The North, though, had more fish to fry. In Mexico, the French and British (furious with Mexico's refusal to pay interest on their many loans) had invaded in 1862, and in a year had captured Mexico City and forced the government to flee. This flagrant violation of the Monroe Doctrine had gone unpunished due to the Civil War, but as soon as it was over, Lincoln's emissaries began to make more noise in Paris. While the French began to set up a monarchist imperial government, assisted by the Conservative party (whose enemies the Liberals fought on in the countryside under Benito Juarez), an emperor was chosen from the European dynastic club, one Maximilian I. Meade stayed behind in the South to conduct the antipartisan campaign, and Grant led his seasoned western troops to the Rio Grande to threaten the French. Napoleon III had been dallying in sending Maximilian to Mexico, noting the successes of the Union troops; this was the final straw, and he ordered the withdrawal of all of the French troops. Maximilian himself was turned around in the middle of the Atlantic by an American warship and forced to return to Austria. Juarez, with support from Grant, pushed out the monarchists and the Conservatives easily, establishing more or less total control over the country by the end of the year. His Liberal regime was unchallenged, and America's southern flank was once more secure.

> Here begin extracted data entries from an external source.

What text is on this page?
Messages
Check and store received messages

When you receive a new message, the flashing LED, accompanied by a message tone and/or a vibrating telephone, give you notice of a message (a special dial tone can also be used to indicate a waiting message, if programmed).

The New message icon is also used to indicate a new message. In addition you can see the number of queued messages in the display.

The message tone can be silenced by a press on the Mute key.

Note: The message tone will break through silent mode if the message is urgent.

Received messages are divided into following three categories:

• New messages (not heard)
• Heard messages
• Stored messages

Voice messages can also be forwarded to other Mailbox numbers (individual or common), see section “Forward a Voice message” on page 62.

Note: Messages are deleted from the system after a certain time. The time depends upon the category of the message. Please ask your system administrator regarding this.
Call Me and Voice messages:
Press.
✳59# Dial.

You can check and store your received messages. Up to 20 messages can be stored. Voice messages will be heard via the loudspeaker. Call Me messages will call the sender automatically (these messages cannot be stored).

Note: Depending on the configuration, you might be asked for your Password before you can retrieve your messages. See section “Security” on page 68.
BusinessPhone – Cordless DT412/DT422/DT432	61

Meanwhile, in Europe, another war had been brewing. Denmark seemed to have somehow incurred the ire of every disparate state in the entire Germanic Confederation...
 
Kudos Dachs, we need some good North American althists. I'm assuming that Meade is a remarkably different person in this TL, since he really had quite little initiative in OTL, and delegated most important tasks to subordinate officers, like Hancock who really assumed operational command of the Union defenses at Gettysburg.
 
Thanks, Thlayli.

I'm assuming that Meade is a remarkably different person in this NES, since he really had quite little initiative in OTL, and delegated most important tasks to subordinate officers, like Hancock who really assumed operational command of the Union defenses at Gettysburg.
Not really that different at all. Most of these operations are very similar to the OTL ones; the Gettysburg maneuver in the PoD was more the result of the famous council on the night of July 2-3 than of any of his own initiative. The whole Mine Run campaign was also his initiative and his alone, and IMHO he would have supported the Crater attack more in OTL if it hadn't been political dynamite and deadly to the touch. The only reason Meade didn't get further in OTL was the extant resisting power of the Army of Northern Virginia, and that goes away with the Battle of Gettysburg in this ATL.
 
So...will Meade run for President instead of Grant? Please say yes :p
 
President Sherman would be so, so very much cooler. :p
 
LIAR they did not start the fight.

What history are you reading? The SOUTH seceded from the Union. The SOUTH fired on Fort Sumter. The closest thing to a first assault on the South would have been Harper's Ferry, and if that was such a dangerous threat to the South, doesn't that imply that slavery was such a brutal institution that it should have been ended by any possible means? If slavery wasn't so bad, why was the threat of a slave revolt so imminent? Furthermore, Harper's Ferry was by a private citizen. The South had no moral or political justification other than defending their outmoded and inhumane institutions.
 
The South fired on Ft. Sumter, officially starting the war. No re-writing of the history books mister.
 
Methinks twas a joke. :p
 
No one claimed the Brits started the Revolutionary War...
 
The South fired on Ft. Sumter, officially starting the war. No re-writing of the history books mister.

If you buy the argument that the South seceded legitimately, then Luckymoose is right. Anyway, the US didn't invade the South because the Confederates fired on Ft. Sumter, they invaded because they wanted the 1/3 of the country that just seceded back.